Tackling the difficult issues

An edited extract from Mark Rigotti’s address at the 2023 Australian Governance Summit. 

AGL chair Patricia McKenzie FAICD said in her keynote Australian Governance Summit address, “As a director, if you shy away from the difficult issues, you shy away from opportunities to make a difference.”

It begs the question, what does opportunity mean for your AICD? It means that we will move forward confidently to strengthen and grow the organisation — amplifying one of our most important roles, which is advocating for a regulatory environment that allows directors and their organisations to thrive in a rapidly evolving environment.

Our policy team is active on a number of issues, chief among them mandatory climate reporting, cybersecurity and the impacts for directors flowing from ASIC’s proceedings against the Star Entertainment Group board.

The forthcoming introduction of a mandatory climate reporting framework is a critical step forward for our nation in combating climate change, an accomplishment for furthering our purpose to better society and a win for directors. The AICD fully supports the government’s plans for mandatory climate reporting. Time is of the essence and we need a reporting framework that facilitates high-quality disclosures to support the achievement of Australia’s climate change goals.

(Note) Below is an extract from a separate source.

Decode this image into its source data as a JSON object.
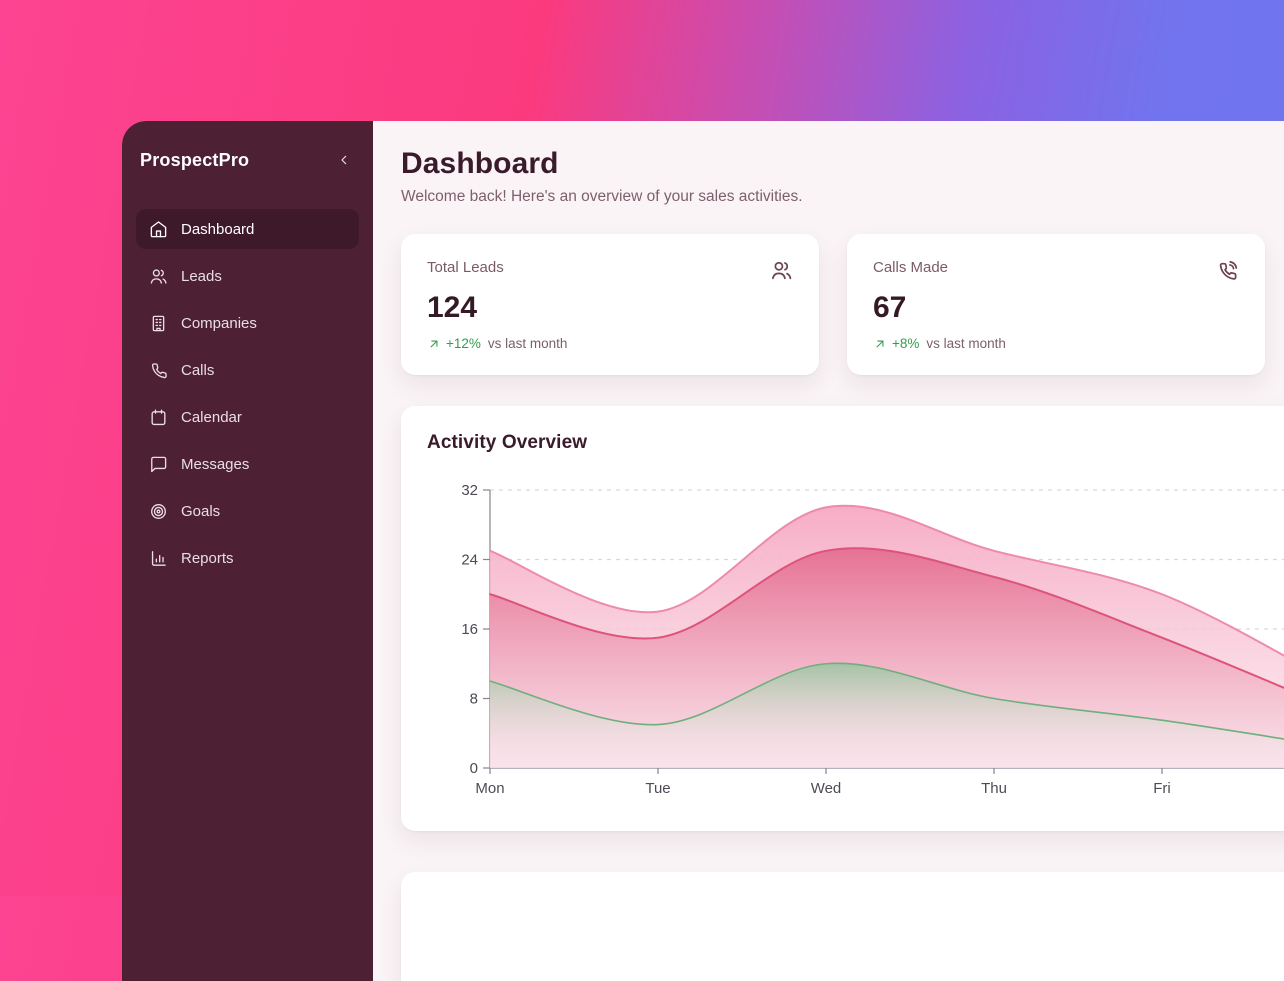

Directors want clarity so that their organisations can move forward with confidence. An important step in achieving this outcome will be to tailor liability settings to create an environment where directors feel comfortable to make fulsome disclosure without undue fear of litigation risk.

Directors in Australia are not operating in an environment where there are appropriate protections for disclosures with some forward- looking element, and which are inherently made with limited knowledge, a notable difference to our overseas counterparts.

It’s important to note that directors don’t have a crystal ball and can’t be held to an unreasonable standard. Regulatory and regulator settings need to focus on punishing bad actors and giving clarity to the rest of the market of what is expected of them. We are advocating for safe harbours and allowing court actions to be left to the experts at ASIC rather than open-slather private litigation.

Building cyber resilience

Cybersecurity continues to be the number- one issue keeping directors awake at night, according to AICD’s most recent Director Sentiment Index. I’m incredibly proud of the resources the AICD have released on this issue, including our Cyber Security Governance Principles, which we released in partnership with the Cyber Security Cooperative Research Centre. Collectively, there have been more than 15,000 unique downloads of these resources.

An opportunity exists for industry to be a genuine partner with the government in driving a “Team Australia” agenda to build cyber resilience. The enemy is not the companies and boards which suffer cyberattacks. Rather, the enemy is the threat actors who mount these cyberattacks and data thefts. Also, the speed at which the cybersecurity threat has been evolving makes a “big stick” regulatory regime counterproductive. I am not convinced that imposing large penalties for directors of organisations suffering data theft is productive or conducive to collaborative behaviours to fight a common enemy. When incidents occur, organisations and their directors should feel protected to share information with regulators, to assist in the response and recovery phases. That includes disclosure without concern that the information will subsequently be used in enforcement action.

Clarifying legal responsibilities on cybersecurity is also essential, as organisations which have experienced a serious incident will concur that overlapping and unclear regulator roles have impeded their ability to appropriately respond. Recent announcements suggest improvements on this front.

Oversight is key

Finally, ASIC’s decision to take enforcement action against the board and executives of Star Entertainment is on our minds. Make no mistake, an action like this makes every board sit up and take notice. It’s a significant and complex case, and boards and their advisers will be looking closely at the implications for their organisation.

To me, directors set the cultural tone for the organisation — it is a role of oversight. Yet it must be active oversight, featuring regular, constructive challenges and asking the right questions. Broadly speaking, Star reminds us that directors should be aware of key risks, including non-financial risks, and should continually probe how those risks are being managed.

While we remain focused on these key issues for directors, I would emphasise that there is an accumulation effect occurring. While one straw doesn’t break the camel’s back in terms of new requirements, there’s a risk that new regulations are implemented without consideration of their cumulative effect.

Each new regulation from our parliaments, or indeed, enforcement action by regulators, rightly shifts the behaviour in boardrooms. We need to be conscious the growing regulatory burden does not lead to overly conservative decision-making and lost opportunities at both management and board levels.

It’s a tension we need to balance. How do we support and encourage good directors and stamp out the bad behaviour of a few?